Dames and sirs are visual and audible symbols. Many hanker for one. Key hears hankerers. He disinterred that symbol.

But, ironically, he wants to inter another symbol, the Queen’s Union Jack, by changing the flag. He set up a rushed, flawed process which crowd-picked a fern, a logo you might expect on a plane or delivery van.

And that fern was sketched by an expatriate who so values this country that he has spent the past seven years in Melbourne.

So much for indigenous — home-grown — national expression: a ubiquitous fern, not a distinct native.

It’s a bit slick. But symbols can be slick. Substance cannot be slick.

That is demonstrated in the meandering debate over swapping a borrowed monarch for a home-grown head of state, to grow us from a practical republic into a constitutional one.

Right now, even a minimalist republic by way of a plebiscite to select the Governor-General is a step too far for most.

And not just here. Australia’s republican Prime Minister Malcolm Turnbull last week ducked when all but one of his state and territory chiefs said they wanted an Australian head of state.

The modern Waitangi Day does mark substantial change: the progressive incorporation of the Treaty’s bicultural idea into the exercise of power and day-to-day custom and identity.

So commemorating the civil war that trampled the Treaty’s bicultural idea could no more be a national day than Anzac Day can.

In some places in the outside world that bicultural idea attracts attention. For example, Australian Marcus Woolombi Waters wrote last year of an impromptu New Zealand school haka involving whites, Pasifika, Indians and Chinese (and his son) alongside Maori.

He added: “In Aotearoa, presenters, no matter what colour, continually introduce and close shows in the Maori language.” And, he said, “with language comes history and place”.

Waters was arguing, in effect, that the bicultural frame was big enough to encompass the whole nation.

It has stretched to reach out to other Polynesians, once despised by Maori — Cook Islanders were “coconuts” — as we have transited from a far-south bit of empire to a distinct nation-in-the-making that is now of the Pacific, not just in it.

But, as the proportion of people of Asian and other ethnicities grows, will that frame stretch enough to encompass them? Or it will be exclusionary?

As Mai Chen has argued, Auckland is increasingly ethnically diverse — she says “superdiverse”. Much of the rest of the country is not but that will change over time if current trends continue.

Part of the political instability in the United States and Europe is that nations with monocultural value-systems found in their midst growing numbers of migrants of other cultures, initially from their former empires but increasingly seeking economic advancement or displaced by war or other severe hardship.
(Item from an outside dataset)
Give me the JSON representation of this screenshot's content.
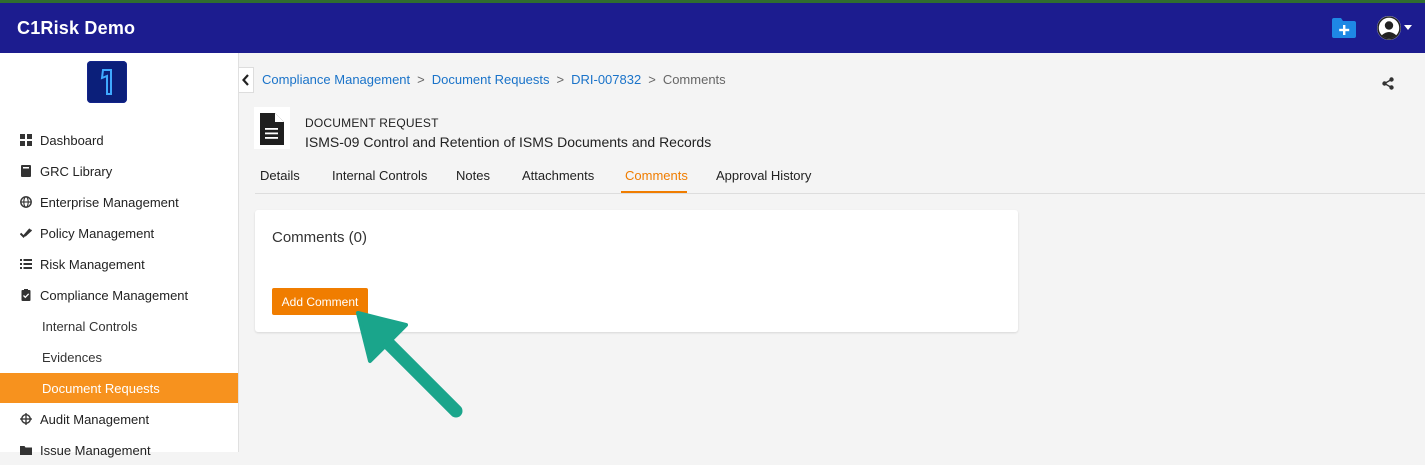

Accommodating that diversity has become fraught. Inward migration is one of the drivers of populist and secessionist movements ranging from the far right to the far left.

Is it different for us?

We have incorporated our tiny Polynesian ex-empire into the bicultural frame. But can that frame accommodate cultures other migrants bring with them any more than American and European monocultures can?

The great majority of those migrants want to fit in. But many of their descendants will want and need — just as many home-grown ex-British New Zealanders want and need — connection to their heritage.

That will enrich us — connect us into China and India and many other cultures and their economies. But it will also challenge us.

Is the Treaty up to that challenge? Article 3 insists, on a modern reading, on full citizenship for all.

Reading the Treaty that way, and not just as an empire-iwi deal, the day commemorating the Treaty is our national day.